Why I’m Interested in Causal ML?
Overview
My interest in Causal Machine Learning (Causal ML) comes from a simple tension: many models can predict well, but prediction alone does not answer the questions I care about - what happens if we intervene? and how sure are we?
In Statistical Modeling: The Two Cultures (2001), Leo Breiman described two traditions that often talk past each other:
| Culture | Primary goal | Typical focus |
|---|---|---|
| Data modeling (statistics/econometrics) | explanation + inference | assumptions, parameters, uncertainty |
| Algorithmic modeling (machine learning) | prediction + generalization | performance on unseen data |
Causal ML is compelling to me because it aims to combine the strengths of both: flexible prediction models with principled causal questions and uncertainty quantification.
Focus of This Book
This online book is my mathematical learning journey toward understanding Causal ML from first principles.

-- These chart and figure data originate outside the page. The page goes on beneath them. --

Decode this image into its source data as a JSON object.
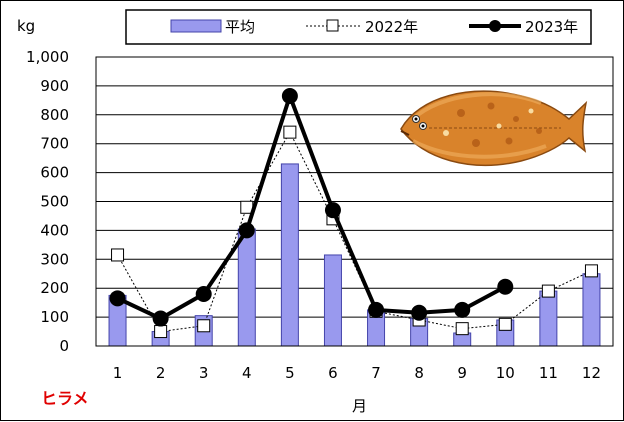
{
  "chart_data": {
    "type": "bar+line",
    "categories": [
      "1",
      "2",
      "3",
      "4",
      "5",
      "6",
      "7",
      "8",
      "9",
      "10",
      "11",
      "12"
    ],
    "xlabel": "月",
    "ylabel": "kg",
    "ylim": [
      0,
      1000
    ],
    "yticks": [
      "0",
      "100",
      "200",
      "300",
      "400",
      "500",
      "600",
      "700",
      "800",
      "900",
      "1,000"
    ],
    "grid": true,
    "legend_position": "top",
    "series": [
      {
        "name": "平均",
        "kind": "bar",
        "color": "#9999ee",
        "values": [
          175,
          50,
          105,
          405,
          630,
          315,
          125,
          95,
          45,
          90,
          190,
          250
        ]
      },
      {
        "name": "2022年",
        "kind": "line-dashed",
        "marker": "open-square",
        "color": "#000000",
        "values": [
          315,
          50,
          70,
          480,
          740,
          440,
          120,
          90,
          60,
          75,
          190,
          260
        ]
      },
      {
        "name": "2023年",
        "kind": "line-bold",
        "marker": "filled-circle",
        "color": "#000000",
        "values": [
          165,
          95,
          180,
          400,
          865,
          470,
          125,
          115,
          125,
          205,
          null,
          null
        ]
      }
    ]
  },
  "species_label": "ヒラメ",
  "fish_icon": "flounder-fish-illustration"
}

My goal is to rebuild the foundations carefully and honestly - writing only what I have actually studied - so that later I can read and use causal methods with clarity and rigor.
The Foundational Path
This book is my mathematical learning journey toward understanding Causal ML from first principles.
Each step builds exactly the structure required for the next - nothing ornamental, nothing skipped.
| Phase | Topic | Focus |
|---|---|---|
| 1 | Logic & Set Theory | Proof techniques, quantifiers, mathematical language |
| 2 | Linear Algebra | Inner products, projections, spectral ideas; geometry of estimation |
| 3 | Real Analysis (ℝ) | Limits, continuity, differentiation, compactness - aka: Calculus |
| 4 | Metric Spaces | Convergence, open/closed sets, completeness; minimal topology |
| 5 | Measure Theory | σ-algebras, integration, product measures |
| 6 | Probability (measure-theoretic) | Probability spaces, random variables, convergence modes, LLN/CLT, conditional expectation |
| 7 | Mathematical Statistics | Likelihood, asymptotics, efficiency, influence functions |
| 8 | Decision & Risk | Loss, optimality, statistical decision theory |
| 9 | Uncertainty Quantification | Parameter uncertainty, predictive distributions, bootstrap, conformal inference, robustness |
| 10 | Statistical Learning Theory | ERM, generalization, regularization, high-dimensional behavior |
| 11 | Causal Inference + Causal ML | Identifiability, orthogonality, double ML, valid uncertainty for treatment effects |
Why Mathematical Rigor Matters to Me
In a short interview often titled “Why?”, Richard Feynman is asked a seemingly simple question:
“Why do magnets repel each other?”
Instead of giving a comforting mechanical story, he does something deeper.
He explains that every answer depends on what you are willing to accept as fundamental.
If he says:
“Because of electromagnetic forces,”
the interviewer can still ask:
“Why electromagnetic forces?”
If he explains using quantum electrodynamics:
“Because of exchange particles,”
one can still ask:
“Why that law?”
Eventually, explanation stops being reduction and becomes:
“This is how nature behaves. This is the framework.”
Feynman’s key insight is subtle but profound:
There is no explanation without a conceptual framework.
Every “why” presupposes some deeper structure that we are not questioning.
This resonates deeply with me.
In data science and machine learning, it is possible to use powerful tools without fully understanding the structures that justify them. A model may perform well, an estimator may seem stable, an interval may look convincing.
But if I cannot explain why it works - in terms of convergence, projection, identifiability, or probability - then I am operating at a surface layer.
For me, mathematical rigor is not about abstraction for its own sake.
It is about knowing which layer I am standing on.